Una scena tratta dal film di Leila e i suoi fratelli

Ha un potere enorme, che però esercita in casa, tra le mura domestiche, non fuori. Fuori è come tutte le altre donne, e come tale deve tacere. “La donna iraniana – racconta Sanaz Sohaniha un’importanza enorme nella famiglia. Capeggia su tutti. Pensate, quindi, quanta importanza potrebbe avere nella società o quanta importanza ha a conti fatti. Le ragioni dell’arresto del regista si legano anche a questo: all’aver raccontato la verità anche sul grande potere che ha la donna, sul grande pericolo che rappresenta”.

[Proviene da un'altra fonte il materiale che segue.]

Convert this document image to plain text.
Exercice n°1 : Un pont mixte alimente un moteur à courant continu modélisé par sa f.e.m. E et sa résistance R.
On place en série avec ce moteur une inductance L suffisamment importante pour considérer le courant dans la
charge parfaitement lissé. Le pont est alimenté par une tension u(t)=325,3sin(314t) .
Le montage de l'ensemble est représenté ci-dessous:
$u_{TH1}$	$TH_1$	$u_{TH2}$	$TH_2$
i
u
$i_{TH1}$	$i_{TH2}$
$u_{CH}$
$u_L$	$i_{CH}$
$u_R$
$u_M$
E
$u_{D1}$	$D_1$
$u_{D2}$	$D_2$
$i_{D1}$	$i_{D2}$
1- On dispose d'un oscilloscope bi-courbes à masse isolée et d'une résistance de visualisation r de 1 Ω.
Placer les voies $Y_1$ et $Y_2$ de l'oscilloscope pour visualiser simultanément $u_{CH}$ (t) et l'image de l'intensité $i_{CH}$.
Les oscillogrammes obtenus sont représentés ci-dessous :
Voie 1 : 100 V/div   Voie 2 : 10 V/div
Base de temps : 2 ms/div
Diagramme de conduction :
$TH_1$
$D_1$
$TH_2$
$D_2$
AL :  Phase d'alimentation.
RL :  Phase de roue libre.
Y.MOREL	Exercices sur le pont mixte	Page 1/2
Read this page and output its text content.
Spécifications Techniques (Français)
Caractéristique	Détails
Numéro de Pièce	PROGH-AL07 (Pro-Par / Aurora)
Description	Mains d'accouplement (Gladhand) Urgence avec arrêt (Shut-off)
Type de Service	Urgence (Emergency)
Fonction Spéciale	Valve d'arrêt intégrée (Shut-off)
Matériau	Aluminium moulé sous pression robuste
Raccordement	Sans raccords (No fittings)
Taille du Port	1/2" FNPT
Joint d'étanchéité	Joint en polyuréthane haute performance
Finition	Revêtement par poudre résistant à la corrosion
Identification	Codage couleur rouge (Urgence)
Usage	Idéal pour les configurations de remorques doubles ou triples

A concludere la giornata l’intervento di Maya Sansa, figlia di iraniani trasferitisi in Italia. “Per anni ho chiesto a mio padre di portarmi a visitare il suo Paese – racconta – ma lui per molto tempo non ha voluto, soprattutto dopo che ho iniziato a fare l’attrice. Era per proteggermi, aveva paura. Finalmente a ventisette anni sono riuscita ad andare a conoscere la mia famiglia d’origine e ho scoperto un paese meraviglioso, dove le persone sono colte e libere quando sono tra le mura delle loro case. Io credo che si debba continuare a sostenere le proteste in atto in Iran soprattutto utilizzando i social, gli hashtag, citando i nomi e le parole chiave più popolari finché i ‘guardiani della rivoluzione’ non verranno finalmente riconosciuti come terroristi” conclude.